Just like you should stick with chamber #1 to avoid the bullet, you should switch to another door to win the car.
The real answer
However, one of the reasons there was so much debate about this problem is that it’s ambiguous, and that’s what I said when I wrote to her. We just don’t know enough about the host’s reasoning for picking the door to open. For example:
- If the host had decided that he was going to open door #3 no matter what, and it just happened to be a goat, your odds are 50/50 with either door.
- If the host wanted to be nice and only offer you the chance to switch if your original choice was wrong, and only open a door containing a goat, you’d have a 100% chance of winning by switching.

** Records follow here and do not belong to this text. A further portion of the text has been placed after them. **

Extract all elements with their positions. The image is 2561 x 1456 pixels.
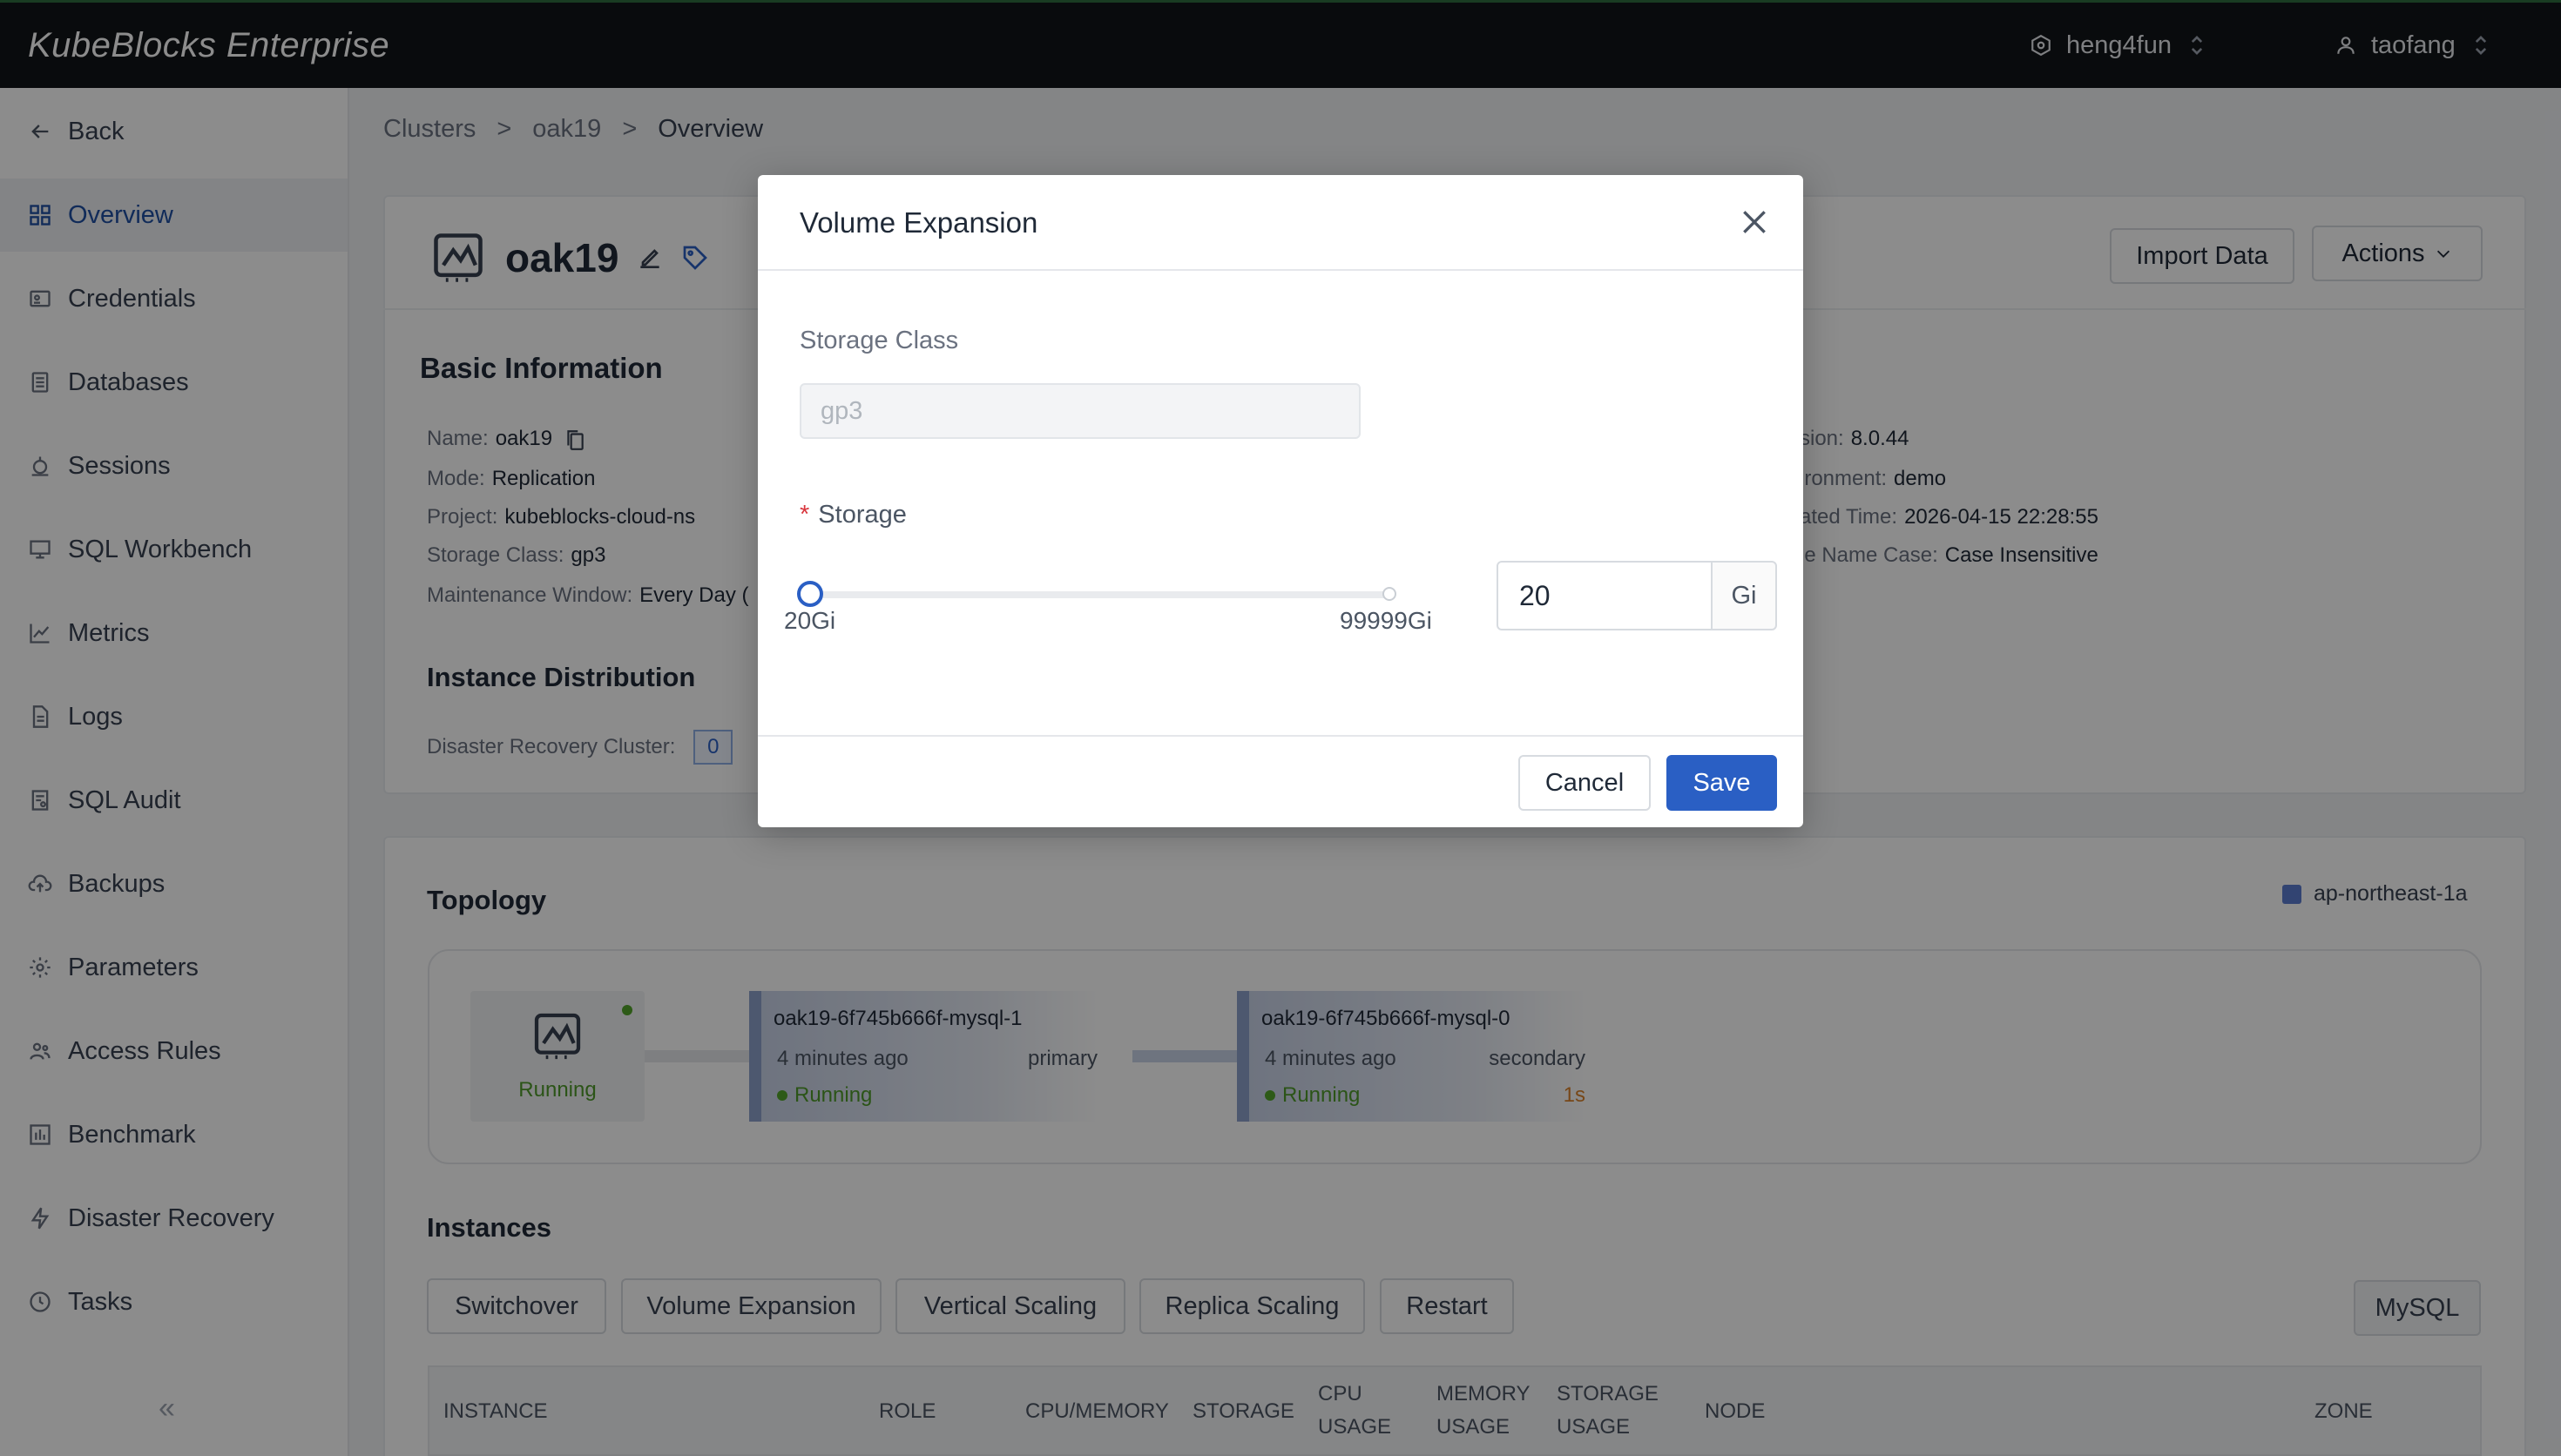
close-icon[interactable] xyxy=(1737,205,1772,239)
storage-label: * Storage xyxy=(800,501,907,529)
volume-expansion-modal: Volume Expansion Storage Class gp3 * Stor… xyxy=(758,175,1803,827)
required-mark: * xyxy=(800,501,810,529)
storage-input[interactable]: 20 xyxy=(1497,561,1713,630)
save-button[interactable]: Save xyxy=(1666,755,1777,811)
cancel-button[interactable]: Cancel xyxy=(1518,755,1651,811)
storage-slider-handle[interactable] xyxy=(797,581,823,607)
slider-max-label: 99999Gi xyxy=(1340,607,1432,634)
storage-slider-track[interactable] xyxy=(808,591,1390,598)
divider xyxy=(758,735,1803,737)
storage-class-input: gp3 xyxy=(800,383,1361,439)
slider-max-dot xyxy=(1382,587,1396,601)
storage-unit: Gi xyxy=(1711,561,1777,630)
slider-min-label: 20Gi xyxy=(784,607,836,634)
storage-label-text: Storage xyxy=(818,501,907,529)
divider xyxy=(758,269,1803,271)
modal-title: Volume Expansion xyxy=(800,206,1038,239)
storage-class-label: Storage Class xyxy=(800,327,959,354)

- If the host wanted to be a jerk and only offer you the chance to switch if your original choice was right, you’d have a 100% chance of losing by switching.
To spell out Marilyn’s assumptions, the problem would read like this:
“Suppose you’re on a game show, and you’re given the choice of three doors: Behind one door is a car; behind the others, goats. The host, who knows what’s behind the doors, has decided in advance that after you pick a door, he’ll open another door and give you the choice of switching to the remaining door. He’ll decide which door to open using this logic: if you pick the door with the car, he’ll open another door at random; if you pick a door with a goat, he’ll open the other door with a goat.
You pick door No. 1, and the host opens door No. 3, revealing a goat. He then says to you, ‘Do you want to pick door No. 2?’ Furthermore, he explains his logic in choosing to open door No. 3, and you know he’s telling the truth. Is it to your advantage to switch your choice?”
It kind of ruins the fun to spell out everything like that, but you can’t talk about who’s right and who’s wrong if the problem is ambiguous! When the problem is stated this way, the answer is that you should switch, because door #2 has a 2/3 chance of having the car. The way Marilyn stated it, it’s too ambiguous to answer unless you make some assumptions.
BTW, did you assume that the car is better than a goat? In a 1999 auction, someone paid $80,000 for a full-blood adult South African Boer goat. So maybe you shouldn’t switch after all!